I nod now. "Yeah, okay. I see what you mean."
We walk a little. I don't know where we're going. I haven't confirmed Doc's yet, neither have I commented on the hospital-gossip situation. I should have. I should.
"Are you upset?"
I look up at him. I can't smile, though. Its too difficult. "No," I say, small voice reigning. "I just didn't want us like this."
"What?" he asks immediately.
"I want to be with you," I say strongly. "But I can't help but feel guilty. I'm sorry - "
"Don't be," he whispers. We stop walking and I realize that we haven't even come far from the bench. I'd rather go back there now with him, if that is at all feasible... "If you don't feel so great about this, then we shouldn't be doing it I guess."
"Did you think I felt okay with it before?"
"No," he says. "I know you. But if you don't want to do this - "
"I want to be with you."
"That's not what I'm saying," he protests calmly. "If you don't want to do this, this behind Luka's back, then you shouldn't."
"You don't want to."
"I don't want to be away from you," he says, sighing. "But I don't want to be in something you don't like."

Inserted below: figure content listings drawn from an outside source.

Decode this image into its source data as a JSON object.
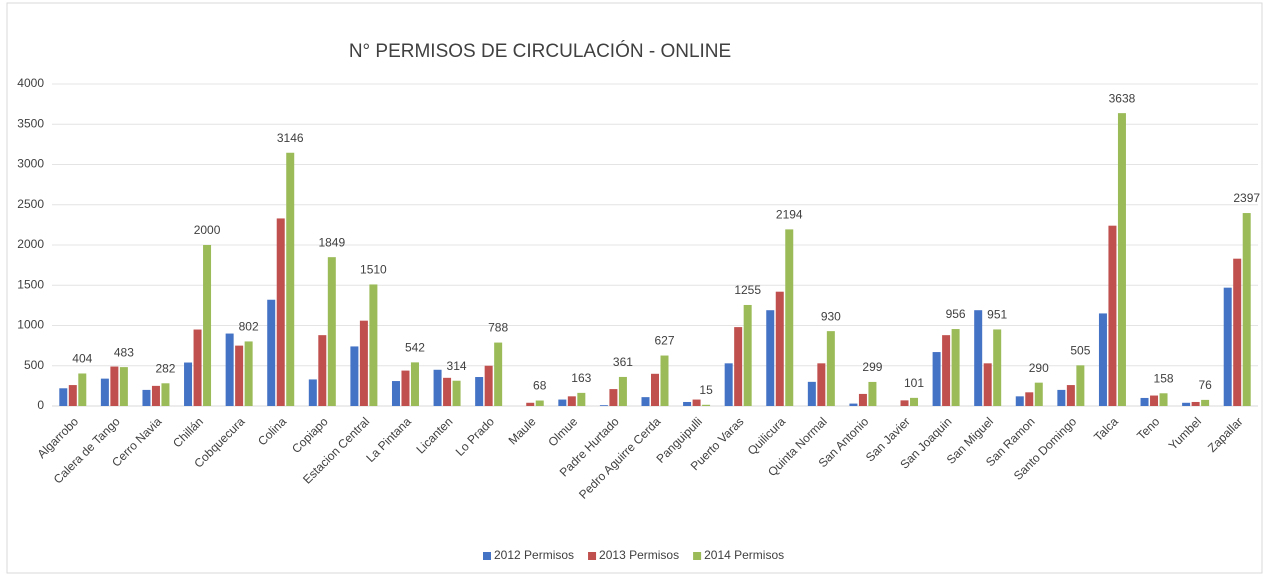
{
  "chart_data": {
    "type": "bar",
    "title": "N° PERMISOS DE CIRCULACIÓN - ONLINE",
    "categories": [
      "Algarrobo",
      "Calera de Tango",
      "Cerro Navia",
      "Chillán",
      "Cobquecura",
      "Colina",
      "Copiapo",
      "Estacion Central",
      "La Pintana",
      "Licanten",
      "Lo Prado",
      "Maule",
      "Olmue",
      "Padre Hurtado",
      "Pedro Aguirre Cerda",
      "Panguipulli",
      "Puerto Varas",
      "Quilicura",
      "Quinta Normal",
      "San Antonio",
      "San Javier",
      "San Joaquin",
      "San Miguel",
      "San Ramon",
      "Santo Domingo",
      "Talca",
      "Teno",
      "Yumbel",
      "Zapallar"
    ],
    "series": [
      {
        "name": "2012 Permisos",
        "color": "#4472c4",
        "values": [
          220,
          340,
          200,
          540,
          900,
          1320,
          330,
          740,
          310,
          450,
          360,
          0,
          80,
          10,
          110,
          50,
          530,
          1190,
          300,
          30,
          0,
          670,
          1190,
          120,
          200,
          1150,
          100,
          40,
          1470
        ]
      },
      {
        "name": "2013 Permisos",
        "color": "#c0504d",
        "values": [
          260,
          490,
          250,
          950,
          750,
          2330,
          880,
          1060,
          440,
          350,
          500,
          40,
          120,
          210,
          400,
          80,
          980,
          1420,
          530,
          150,
          70,
          880,
          530,
          170,
          260,
          2240,
          130,
          50,
          1830
        ]
      },
      {
        "name": "2014 Permisos",
        "color": "#9bbb59",
        "show_labels": true,
        "values": [
          404,
          483,
          282,
          2000,
          802,
          3146,
          1849,
          1510,
          542,
          314,
          788,
          68,
          163,
          361,
          627,
          15,
          1255,
          2194,
          930,
          299,
          101,
          956,
          951,
          290,
          505,
          3638,
          158,
          76,
          2397
        ]
      }
    ],
    "ylim": [
      0,
      4000
    ],
    "yticks": [
      0,
      500,
      1000,
      1500,
      2000,
      2500,
      3000,
      3500,
      4000
    ],
    "grid": true,
    "legend": "bottom"
  }
}
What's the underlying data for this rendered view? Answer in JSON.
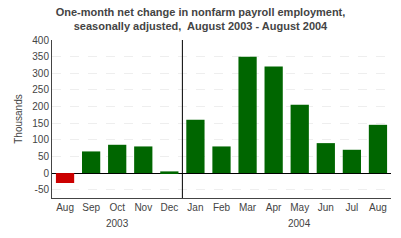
{
  "chart_data": {
    "type": "bar",
    "title": "One-month net change in nonfarm payroll employment,",
    "subtitle": "seasonally adjusted,  August 2003 - August 2004",
    "ylabel": "Thousands",
    "categories": [
      "Aug",
      "Sep",
      "Oct",
      "Nov",
      "Dec",
      "Jan",
      "Feb",
      "Mar",
      "Apr",
      "May",
      "Jun",
      "Jul",
      "Aug"
    ],
    "values": [
      -30,
      65,
      85,
      80,
      5,
      160,
      80,
      350,
      320,
      205,
      90,
      70,
      145
    ],
    "colors": [
      "#cc0000",
      "#006600",
      "#006600",
      "#006600",
      "#006600",
      "#006600",
      "#006600",
      "#006600",
      "#006600",
      "#006600",
      "#006600",
      "#006600",
      "#006600"
    ],
    "ylim": [
      -75,
      400
    ],
    "yticks": [
      -50,
      0,
      50,
      100,
      150,
      200,
      250,
      300,
      350,
      400
    ],
    "grid": true,
    "annotations": [
      {
        "text": "2003",
        "x": 2
      },
      {
        "text": "2004",
        "x": 9
      }
    ]
  }
}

"I can't stand another four days."
"I think you can."
"I think I can stand another four days then of guilt, torture and conscious-beating," I say. "If that's what it takes."
"Please be careful with this decision, Abby," he says, taking my shoulders. "I don't like to see you unhappy or anything."
"I'm happy," I say. "It'll be about fifty-fifty until Luka gets back, you know."
He pulls me into another hug after a second. I smile into him again. Hard.